Chapter 51
BY NOON I was running on fumes, riding shotgun with Cruz driving the company Suburban. Justine was in the backseat. So were Sci and Mo-bot. Behind them were stacked boxes of forensics gear.
“I don’t believe the Mexicans,” Justine said for the fourth or fifth time. “The Harlows are down there, Jack. Or were.”
“I’m not saying they aren’t, or weren’t,” I replied. “But the kids can tell us more. And then we’ll decide if we need to go back to Mexico.”
Cruz barreled us into the Beverly Center parking lot ten minutes after Sanders called to say that we would find the children on level six of the luxury shopping mall, near the top of the Macy’s escalator and the Apple Store.
I caught up with Dave Sanders, Camilla Bronson, and Cynthia Maines on the escalator between levels four and five two minutes later.
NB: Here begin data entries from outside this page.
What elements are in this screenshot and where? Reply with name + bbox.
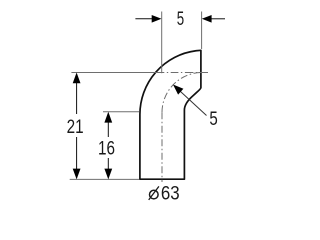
dim 21: up arrow (73, 73, 81, 84)
dim 21: bottom extension line (70, 178, 139, 180)
centerline arc (dash-dot) (162, 73, 202, 113)
dim 16: dimension line with gap (107, 120, 109, 137)
dim 5 top: left leader + arrow (135, 18, 153, 20)
centerline horizontal (dash-dot) (157, 72, 209, 74)
leader radius 5: arrow (173, 85, 183, 95)
leader radius 5: line (174, 86, 207, 116)
dim 5 top: extension line right (201, 12, 203, 50)
dim 21: down arrow (73, 169, 81, 180)
svg-text:16: 16 (98, 138, 115, 159)
svg-text:63: 63 (161, 184, 180, 205)
centerline vertical (dash-dot) (161, 112, 163, 182)
dim 5 top: extension line left (161, 12, 163, 74)
dim 21: dimension line with gap (76, 80, 78, 114)
dim 5 top: right leader + arrow (210, 18, 225, 20)
svg-text:5: 5 (177, 9, 184, 30)
svg-text:21: 21 (67, 117, 84, 138)
svg-text:5: 5 (209, 109, 217, 130)
diameter symbol (150, 190, 159, 199)
dim 21: top extension line (to pipe axis) (71, 72, 157, 74)
pipe bend outline (140, 50, 201, 179)
dim 16: top extension line (103, 111, 139, 113)
dim 16: up arrow (104, 112, 112, 123)
dim 16: down arrow (104, 169, 112, 180)
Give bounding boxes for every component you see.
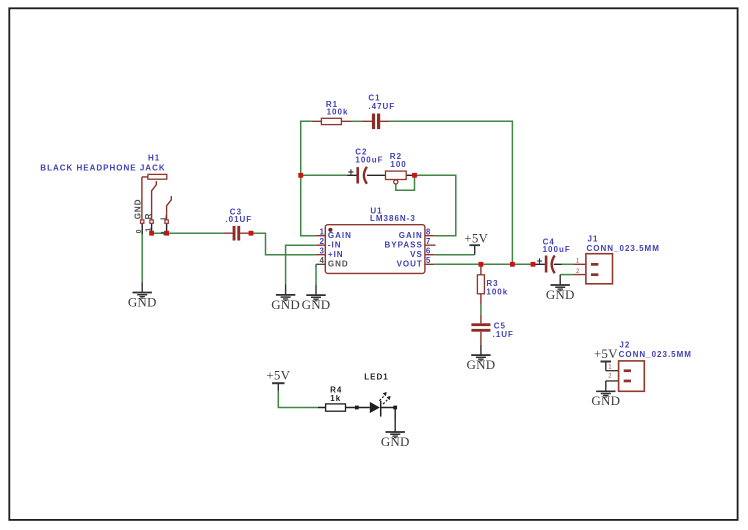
svg-text:100uF: 100uF (355, 156, 383, 165)
svg-text:4: 4 (319, 256, 324, 265)
svg-text:J2: J2 (619, 341, 630, 350)
svg-text:.01UF: .01UF (225, 215, 252, 224)
svg-text:GND: GND (271, 297, 300, 312)
svg-text:GND: GND (328, 259, 349, 268)
svg-text:100: 100 (390, 160, 406, 169)
svg-text:100k: 100k (486, 288, 508, 297)
svg-text:1: 1 (576, 259, 580, 265)
svg-text:GAIN: GAIN (399, 231, 423, 240)
svg-text:GND: GND (467, 357, 496, 372)
svg-text:H1: H1 (148, 153, 160, 162)
svg-text:1k: 1k (330, 394, 341, 403)
svg-text:2: 2 (576, 269, 580, 275)
svg-text:+IN: +IN (328, 250, 344, 259)
svg-text:.47UF: .47UF (368, 102, 395, 111)
svg-text:LED1: LED1 (364, 373, 388, 382)
svg-text:100uF: 100uF (543, 245, 571, 254)
svg-text:2: 2 (608, 374, 612, 380)
svg-text:LM386N-3: LM386N-3 (370, 214, 416, 223)
svg-text:GND: GND (302, 297, 331, 312)
svg-text:R: R (144, 213, 153, 220)
svg-text:5: 5 (426, 256, 431, 265)
svg-text:1: 1 (146, 228, 153, 232)
svg-text:3: 3 (319, 247, 324, 256)
svg-text:.1UF: .1UF (493, 330, 514, 339)
svg-text:GND: GND (591, 393, 620, 408)
svg-text:1: 1 (319, 228, 324, 237)
svg-text:0: 0 (136, 229, 143, 233)
svg-text:GND: GND (133, 199, 142, 220)
svg-text:CONN_023.5MM: CONN_023.5MM (587, 244, 660, 253)
svg-text:GAIN: GAIN (328, 231, 352, 240)
svg-text:BLACK HEADPHONE JACK: BLACK HEADPHONE JACK (40, 163, 165, 172)
svg-text:VOUT: VOUT (397, 259, 423, 268)
svg-text:6: 6 (426, 247, 431, 256)
svg-text:8: 8 (426, 228, 431, 237)
svg-text:-IN: -IN (328, 240, 342, 249)
svg-text:L: L (159, 214, 168, 220)
svg-text:+5V: +5V (464, 230, 488, 245)
svg-text:4: 4 (161, 231, 168, 235)
svg-text:7: 7 (426, 237, 431, 246)
svg-text:100k: 100k (327, 108, 349, 117)
svg-text:J1: J1 (588, 235, 599, 244)
svg-text:+5V: +5V (594, 346, 618, 361)
svg-text:GND: GND (381, 434, 410, 449)
svg-text:GND: GND (128, 294, 157, 309)
svg-text:1: 1 (608, 365, 612, 371)
svg-text:2: 2 (319, 237, 324, 246)
svg-text:BYPASS: BYPASS (384, 240, 422, 249)
svg-text:CONN_023.5MM: CONN_023.5MM (619, 350, 692, 359)
svg-text:VS: VS (410, 250, 423, 259)
svg-text:+5V: +5V (266, 367, 290, 382)
svg-text:GND: GND (546, 287, 575, 302)
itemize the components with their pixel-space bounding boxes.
The Harlows’ lawyer was talking on his cell phone, head down, intent. The personal assistant looked like she’d been crying. The publicist wore dark sunglasses and scanned everywhere around her.
“Ms. Maines,” I said. “Surprised to see you here.”
“Camilla called last night,” Maines replied. “She thought I should be here.”
“Familiar faces,” Camilla Bronson said, still looking all around.
We rode the escalator to level six in a pack. Sanders spotted the children first. All three were sitting in wheelchairs, backed up against the wall beside the bustling Apple Store, directly across from the Traffic boutique. They had iPhones in their hands and stared at them like zombies.
“Malia!” Maines cried. “Jin! Miguel!”
But of the three, only Malia, the Harlows’ oldest adopted daughter, raised her head toward her parents’ personal assistant. Malia had high cheekbones and almond-shaped eyes, which were bleary, red, cried out. She blinked at Maines a second, then said in a little girl’s voice, “Why are we here, Cynthia?”
“Oh, dear God,” Maines said, rushing to her, tears boiling down her cheeks. She embraced the girl. “You’re safe, Malia. You’re going to be okay. You’re all going to be okay. Jin? Miguel? I’m here. Cynthia’s here now.”
The other two children just continued to stare at the phones in their laps.
“They’ve been drugged,” Justine said.
“I agree,” said Mo-bot, and moved forward, carrying a medical kit. Over the years, she had somehow found the time to earn her EMT’s license, handy at moments like this. “We’re going to want blood samples.”
“Here?” Camilla Bronson said, horrified. “No. Get them out of—”
“Mamá?” Miguel said suddenly. The boy’s head had come up. Over the years he’d had several operations on his cleft palate, which made him look different from pictures I’d seen. He gazed around in bewilderment. “?Dónde está mi mamá?” He began to whine, and shook his arm violently free when Mo-bot tried to touch him. “Where’s Mommy?”
Jin began to cry as well.
Up until this point, Sanders had stood off to one side, unnerved by the children’s stupor. But now he saw that patrons leaving the Apple Store were looking at the upset children in the wheelchairs.
“Camilla’s right,” he said to me through gritted teeth. “We’ve got to get them out of here before—”
“Is that them?” cried a familiar skewer-sharp voice I’d heard just the night before. “The Harlow brats?”
I turned in shock. Bobbie Newton was leading the charge off the Macy’s escalator. She had two cameramen in tight tow.